Gaining financial purpose: Tim’s Tips

Finances can often be kept private in our culture. Maybe because it’s embarrassing seeing the ninety-four dollars and thirty-two cents in your savings account, or– on the other extreme– you don’t want people knowing you have one hundred forty thousand dollars in your savings. Either way, money can be a source of stress for so many, especially university students.

As the up and coming generation, what can we do to succeed financially so as to support ourselves and our future, but still have a little bit of fun here and there? What is financial freedom anyway? Being rich? Having no money problems? NO! It’s all about implementing financial purpose. Freedom isn’t gained through anarchy in our finances, it’s achieved through careful, committed, and creative implementation of personal financial strategy. Here are four quick tips to begin living with financial purpose in order to achieve financial freedom.

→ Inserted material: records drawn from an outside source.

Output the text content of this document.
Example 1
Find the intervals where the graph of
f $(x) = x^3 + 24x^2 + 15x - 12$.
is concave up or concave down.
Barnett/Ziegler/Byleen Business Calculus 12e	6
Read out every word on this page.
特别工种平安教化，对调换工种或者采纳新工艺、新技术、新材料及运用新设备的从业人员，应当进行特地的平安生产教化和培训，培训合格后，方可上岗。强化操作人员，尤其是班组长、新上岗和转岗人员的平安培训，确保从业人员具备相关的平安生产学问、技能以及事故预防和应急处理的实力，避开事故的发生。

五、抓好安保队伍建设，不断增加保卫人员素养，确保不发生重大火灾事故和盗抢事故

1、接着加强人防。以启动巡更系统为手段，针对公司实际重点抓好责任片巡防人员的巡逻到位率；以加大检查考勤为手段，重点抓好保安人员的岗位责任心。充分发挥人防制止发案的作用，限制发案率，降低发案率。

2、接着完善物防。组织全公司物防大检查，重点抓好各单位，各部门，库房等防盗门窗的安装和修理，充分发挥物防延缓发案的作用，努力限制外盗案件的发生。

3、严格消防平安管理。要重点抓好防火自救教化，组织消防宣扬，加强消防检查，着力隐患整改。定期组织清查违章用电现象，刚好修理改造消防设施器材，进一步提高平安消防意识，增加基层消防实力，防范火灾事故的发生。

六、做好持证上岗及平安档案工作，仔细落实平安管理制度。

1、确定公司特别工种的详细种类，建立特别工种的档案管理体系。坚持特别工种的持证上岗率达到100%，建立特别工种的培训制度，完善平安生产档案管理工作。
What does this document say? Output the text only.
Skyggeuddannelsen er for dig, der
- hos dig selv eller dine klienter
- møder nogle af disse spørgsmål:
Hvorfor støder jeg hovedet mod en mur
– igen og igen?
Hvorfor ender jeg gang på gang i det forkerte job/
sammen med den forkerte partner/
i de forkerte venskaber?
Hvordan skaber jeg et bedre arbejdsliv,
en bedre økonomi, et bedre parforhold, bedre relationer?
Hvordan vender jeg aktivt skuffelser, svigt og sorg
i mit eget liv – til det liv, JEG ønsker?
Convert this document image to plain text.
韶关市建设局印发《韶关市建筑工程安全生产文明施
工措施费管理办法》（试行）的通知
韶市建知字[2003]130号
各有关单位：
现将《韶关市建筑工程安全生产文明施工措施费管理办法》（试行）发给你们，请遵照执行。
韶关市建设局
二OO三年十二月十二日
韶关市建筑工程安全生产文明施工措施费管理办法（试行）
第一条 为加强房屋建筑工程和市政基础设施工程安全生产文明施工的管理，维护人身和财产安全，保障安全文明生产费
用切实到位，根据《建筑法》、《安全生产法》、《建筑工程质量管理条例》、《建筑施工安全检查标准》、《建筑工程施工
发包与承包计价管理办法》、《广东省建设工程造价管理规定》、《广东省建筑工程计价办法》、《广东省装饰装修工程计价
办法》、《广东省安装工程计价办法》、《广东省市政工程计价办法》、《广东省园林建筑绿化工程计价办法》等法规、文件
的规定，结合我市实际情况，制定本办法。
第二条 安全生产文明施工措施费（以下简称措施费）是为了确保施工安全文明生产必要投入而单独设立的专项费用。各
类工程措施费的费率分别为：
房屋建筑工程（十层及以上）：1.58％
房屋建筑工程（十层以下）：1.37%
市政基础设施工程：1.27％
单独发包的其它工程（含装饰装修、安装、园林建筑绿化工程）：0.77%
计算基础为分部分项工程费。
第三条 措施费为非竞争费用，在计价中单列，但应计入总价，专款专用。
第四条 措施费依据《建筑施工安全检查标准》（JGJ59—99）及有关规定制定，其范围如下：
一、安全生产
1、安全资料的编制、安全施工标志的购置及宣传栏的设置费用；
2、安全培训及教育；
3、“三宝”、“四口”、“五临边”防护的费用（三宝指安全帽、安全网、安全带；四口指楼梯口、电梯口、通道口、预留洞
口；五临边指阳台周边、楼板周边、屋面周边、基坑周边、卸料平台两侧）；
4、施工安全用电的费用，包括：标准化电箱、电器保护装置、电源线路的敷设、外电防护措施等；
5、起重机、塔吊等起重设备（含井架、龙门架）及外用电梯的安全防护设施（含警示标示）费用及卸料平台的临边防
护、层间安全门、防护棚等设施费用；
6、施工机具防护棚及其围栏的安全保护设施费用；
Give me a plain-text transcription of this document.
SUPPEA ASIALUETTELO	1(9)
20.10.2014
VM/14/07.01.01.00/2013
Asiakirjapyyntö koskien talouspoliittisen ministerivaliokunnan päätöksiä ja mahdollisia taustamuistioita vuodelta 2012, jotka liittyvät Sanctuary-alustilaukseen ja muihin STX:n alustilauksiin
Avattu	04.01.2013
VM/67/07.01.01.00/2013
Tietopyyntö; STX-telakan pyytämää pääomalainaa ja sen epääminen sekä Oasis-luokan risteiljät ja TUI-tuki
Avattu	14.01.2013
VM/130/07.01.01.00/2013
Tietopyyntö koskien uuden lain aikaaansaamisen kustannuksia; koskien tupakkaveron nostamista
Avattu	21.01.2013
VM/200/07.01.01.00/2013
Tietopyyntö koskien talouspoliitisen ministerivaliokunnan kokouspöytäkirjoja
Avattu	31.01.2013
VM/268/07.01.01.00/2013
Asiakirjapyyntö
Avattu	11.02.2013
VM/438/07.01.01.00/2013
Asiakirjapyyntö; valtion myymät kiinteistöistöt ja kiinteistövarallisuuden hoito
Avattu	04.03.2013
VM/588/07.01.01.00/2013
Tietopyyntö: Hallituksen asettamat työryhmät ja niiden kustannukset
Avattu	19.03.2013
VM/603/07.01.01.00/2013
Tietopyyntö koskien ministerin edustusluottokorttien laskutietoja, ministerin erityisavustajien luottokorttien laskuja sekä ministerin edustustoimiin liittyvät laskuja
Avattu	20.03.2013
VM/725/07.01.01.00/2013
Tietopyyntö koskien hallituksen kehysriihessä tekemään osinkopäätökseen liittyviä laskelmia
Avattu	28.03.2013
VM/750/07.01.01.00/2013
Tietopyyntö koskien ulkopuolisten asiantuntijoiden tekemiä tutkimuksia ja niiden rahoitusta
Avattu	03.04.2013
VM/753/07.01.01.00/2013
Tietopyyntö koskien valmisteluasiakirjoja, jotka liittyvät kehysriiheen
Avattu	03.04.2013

In my last article, “What to Expect When Buying Your First Home,” I discussed the need for a large sum of money before buying a home. The exciting and financially sound ideal of buying real estate is often screeched to a halt when you don’t have what it takes for a down payment (minimum 5%, but ideally 20% of the purchase price). Currently, that is the reality for many young people. So, how do we set ourselves up for financial success?

Step 1: Don’t take on unnecessary debt
If you can’t afford it, you can’t buy it. Seems somewhat elementary, but today the concept ‘debt free’ has been thrown out the window. Your thought is “I really want these shoes,” and your excuse is “I only have a little bit of credit card debt, it’s not that steep yet.” This kind of language signals looming financial disaster. Rarely do things fall into your lap; sacrifices must be made in order to have financial freedom. Biking to work, carpooling with friends, even taking transit. If you can’t afford it, let it go. Don’t max out your credit card, take out a line of credit, or call Mom and Dad for a loan.

If using your credit card is becoming a serious problem for you, cut it up, freeze it in an ice block in your freezer, or just give it to someone you trust to keep you safe from overspending.

That being said, there are cases in which having debt is okay, such as buying a personal residence, buying a car (sometimes the financial benefits of a new car will outweigh keeping an old one), or buying an investment property.

Step 2: Analyze your current financial state.
Knowing what you make and spend each month is equally as important as staying out of debt. If you don’t know your spending habits, you won’t know where to start getting things under control. Whether you keep the receipts from each purchase and transfer them to an excel sheet, or you use your online banking app to keep track, find out exactly how much you spend (and on what) every month. Once you know those numbers, compile all your income statements from the year and find your monthly average income and your lowest monthly income. From there, subtract the monthly expense average from your calculated monthly income. If you are close to spending all your money, or you spend it all and then some, it’s time to reshape your financial landscape. For those who are living with a healthy cushion, it’s always a good idea to re-asses your situation as well.

Step 3: Goal Setting
This is really where financial purpose begins to come to fruition. The groundwork has been done, now the real fun begins. Now you can look at your numbers from above and start defining realistic financial goals. These might look like saving 20% of my monthly income (also known as the Joseph Principle), give 15% of my income every month to friends in need, or, more specifically, save $2000 by June 1, 2017.

Ensure your financial goals are SMART: Specific, Measurable, Attainable, Realistic, Time-Based. If they aren’t they will begin to seem irrelevant and you will lose sight of the long-term goal: financial freedom.

Step 4: The Almighty Budget
Using your goals and your analysis of your finances, budget out your fixed expenses first and then your variable expenses with the remaining amount. Break everything into specific categories: insurance, rent, gas, eating out, etc. My personal philosophy is to start with a 20% monthly savings minimum and see that as untouchable money that goes away to provide for your future.

To organize your budget, you can use apps such as Mint or Wally on your smartphone, or you can use cash in different envelopes marked for specific spending budgets. When you run out of money in the envelope you no longer have any money to spend in that category. That is a great way to break the habit if you are struggling with overspending.

Of course, there are many ways of going about your financial success but these four steps are essential in anyone’s journey to financial freedom. Financial freedom can only be gained through financial purpose: purposeful and strategic actions that, over time, become a systematic success. Financial freedom isn’t the end goal, it’s the entire process that allows you to live without your finances controlling everything you can’t do. Instead, you let your finances empower you in what you can do!